London auctioneers, Bonhams are handling the sale of both racing cars and their Fiat transporter, with Reventlow’s car alone expected to fetch around $1.5 million.
“The Scarab team cars were fantastically quick, but unfortunately for Reventlow, not quick enough in their development,” Bonham’s auctioneer James Knight said in a statement.
“These Scarabs are spectacular and beautiful Grand Prix cars with a proven race winning record at historic motor racing events.”
Reventlow was the only son of Barbara Hutton, a well-known socialite who counted Hollywood star Cary Grant among her seven husbands and whose troubled private life earned her the moniker “Poor Little Rich Girl.”
Her son, whose father Count Kurt von Haugwitz-Reventlow was Hutton’s second husband, also mixed in similarly swanky circles.
Reventlow was married twice, first to actress Jill St. John — best known for playing Bond girl, Tiffany Case opposite Sean Connery in “Diamonds Are Forever” — and latterly Cheryl Holdridge, an original cast member of “The Mickey Mouse Club.”
He christened the team Scarab after the Egyptian “good luck” beetle, but good fortune was in short supply as the American team endured a misfiring season in 1960.
He and fellow driver Chuck Daigh made their debut at the Monaco Grand Prix, but failed to qualify for the race later won by Britain’s Sterling Moss driving a Lotus.
Powered by a V8 Chevrolet at the front, the Scarab cars built in 1959 were fast but not as quick as the rear-engine Cooper Climax driven by Jack Brabham which had better road holding.
The famous British racing marque became the first to win the world title with an engine towards the rear. Rival F1 teams would quickly follow suit, leaving Sacrab to fight an almost unwinnable battle in 1960.
Daigh and Reventlow persevered, making it to the starting grid at the Belgium Grand Prix — qualifying 16th and 18th respectively — only to see Reventlow retire with engine trouble after one lap.
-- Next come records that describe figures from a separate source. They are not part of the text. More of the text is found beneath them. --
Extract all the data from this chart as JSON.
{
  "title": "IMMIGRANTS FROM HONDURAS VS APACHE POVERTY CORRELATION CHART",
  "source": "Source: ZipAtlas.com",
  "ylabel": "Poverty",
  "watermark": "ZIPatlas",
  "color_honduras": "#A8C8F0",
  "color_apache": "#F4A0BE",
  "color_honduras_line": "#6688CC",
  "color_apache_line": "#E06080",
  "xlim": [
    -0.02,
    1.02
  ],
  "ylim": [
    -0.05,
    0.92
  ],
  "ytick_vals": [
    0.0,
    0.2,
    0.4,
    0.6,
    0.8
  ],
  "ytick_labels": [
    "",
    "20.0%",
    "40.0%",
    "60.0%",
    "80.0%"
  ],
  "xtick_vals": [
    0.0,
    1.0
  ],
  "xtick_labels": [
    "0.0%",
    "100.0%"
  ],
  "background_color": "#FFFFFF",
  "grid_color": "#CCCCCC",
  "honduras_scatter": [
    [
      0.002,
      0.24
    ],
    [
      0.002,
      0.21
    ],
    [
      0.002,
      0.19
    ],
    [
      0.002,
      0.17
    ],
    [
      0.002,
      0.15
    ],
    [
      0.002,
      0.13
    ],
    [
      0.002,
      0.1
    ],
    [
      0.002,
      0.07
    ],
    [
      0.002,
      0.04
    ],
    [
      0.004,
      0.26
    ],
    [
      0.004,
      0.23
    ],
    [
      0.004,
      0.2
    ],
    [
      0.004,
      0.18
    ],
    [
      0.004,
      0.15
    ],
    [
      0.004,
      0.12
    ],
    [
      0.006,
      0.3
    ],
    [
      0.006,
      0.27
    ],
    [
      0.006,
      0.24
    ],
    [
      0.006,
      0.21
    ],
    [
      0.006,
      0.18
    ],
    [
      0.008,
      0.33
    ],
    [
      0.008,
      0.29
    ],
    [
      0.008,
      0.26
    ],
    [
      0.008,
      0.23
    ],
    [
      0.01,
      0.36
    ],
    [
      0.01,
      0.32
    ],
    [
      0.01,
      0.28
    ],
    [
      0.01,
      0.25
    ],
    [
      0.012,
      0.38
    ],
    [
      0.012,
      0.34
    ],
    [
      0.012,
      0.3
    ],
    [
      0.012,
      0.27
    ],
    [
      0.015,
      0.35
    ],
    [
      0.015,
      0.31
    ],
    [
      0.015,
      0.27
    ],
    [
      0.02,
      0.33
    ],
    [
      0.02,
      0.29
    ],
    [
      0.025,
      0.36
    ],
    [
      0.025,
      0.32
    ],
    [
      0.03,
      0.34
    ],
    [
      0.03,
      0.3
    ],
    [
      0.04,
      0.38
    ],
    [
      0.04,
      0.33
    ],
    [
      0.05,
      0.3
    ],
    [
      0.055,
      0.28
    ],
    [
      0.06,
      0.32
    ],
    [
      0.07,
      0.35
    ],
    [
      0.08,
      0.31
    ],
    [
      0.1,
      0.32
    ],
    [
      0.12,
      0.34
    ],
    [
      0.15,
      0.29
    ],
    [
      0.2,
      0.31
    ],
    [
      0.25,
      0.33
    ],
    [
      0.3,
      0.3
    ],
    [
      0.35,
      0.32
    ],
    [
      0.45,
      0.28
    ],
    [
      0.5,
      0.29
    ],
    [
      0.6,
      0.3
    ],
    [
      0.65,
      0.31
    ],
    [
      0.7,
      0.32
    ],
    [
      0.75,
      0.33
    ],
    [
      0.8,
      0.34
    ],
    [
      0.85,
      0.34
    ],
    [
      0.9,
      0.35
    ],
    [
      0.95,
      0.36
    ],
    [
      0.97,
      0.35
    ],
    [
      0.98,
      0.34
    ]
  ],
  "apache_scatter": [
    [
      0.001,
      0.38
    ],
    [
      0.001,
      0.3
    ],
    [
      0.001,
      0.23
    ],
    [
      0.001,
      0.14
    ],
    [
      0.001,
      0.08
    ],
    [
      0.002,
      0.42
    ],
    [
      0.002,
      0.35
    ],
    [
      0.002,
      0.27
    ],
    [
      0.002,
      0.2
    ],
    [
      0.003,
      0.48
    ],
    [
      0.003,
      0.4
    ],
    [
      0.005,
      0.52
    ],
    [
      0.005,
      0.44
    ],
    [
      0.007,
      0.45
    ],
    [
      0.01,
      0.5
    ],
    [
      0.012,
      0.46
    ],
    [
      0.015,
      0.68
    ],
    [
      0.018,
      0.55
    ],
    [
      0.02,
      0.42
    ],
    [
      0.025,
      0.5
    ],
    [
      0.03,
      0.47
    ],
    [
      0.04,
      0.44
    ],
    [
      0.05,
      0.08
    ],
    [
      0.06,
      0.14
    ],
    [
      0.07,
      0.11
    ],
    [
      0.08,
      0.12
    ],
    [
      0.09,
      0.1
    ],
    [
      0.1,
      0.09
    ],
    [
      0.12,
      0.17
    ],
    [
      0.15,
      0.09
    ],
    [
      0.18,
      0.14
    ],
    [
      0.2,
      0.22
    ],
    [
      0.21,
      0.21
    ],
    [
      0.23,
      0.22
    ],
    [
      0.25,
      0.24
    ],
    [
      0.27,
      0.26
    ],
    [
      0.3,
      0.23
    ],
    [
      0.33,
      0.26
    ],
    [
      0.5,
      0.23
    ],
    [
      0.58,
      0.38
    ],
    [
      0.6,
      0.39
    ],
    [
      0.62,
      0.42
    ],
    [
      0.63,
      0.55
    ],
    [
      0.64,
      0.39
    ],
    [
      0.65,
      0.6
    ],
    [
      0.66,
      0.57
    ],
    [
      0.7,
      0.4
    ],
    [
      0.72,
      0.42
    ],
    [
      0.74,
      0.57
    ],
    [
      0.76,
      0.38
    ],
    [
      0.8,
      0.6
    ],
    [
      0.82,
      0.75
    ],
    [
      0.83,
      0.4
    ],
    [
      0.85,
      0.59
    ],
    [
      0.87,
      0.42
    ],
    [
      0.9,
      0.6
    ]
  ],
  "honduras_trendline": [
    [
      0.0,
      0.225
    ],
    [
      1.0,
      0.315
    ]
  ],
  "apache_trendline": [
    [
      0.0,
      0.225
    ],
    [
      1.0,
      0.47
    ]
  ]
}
Daigh didn’t last much longer, succumbing to the same problem 15 laps later.
A 10th place for Daigh at their home grand prix, held at California’s Riverside International Raceway, proved to be both a high point but also the closing curtain on Scarab’s brief F1 adventure.
There would be no happy ending for Reventlow off the track either.
In 1972, he was killed when the Cessna aircraft he was a passenger in crashed in Aspen, Colorado. He was 36.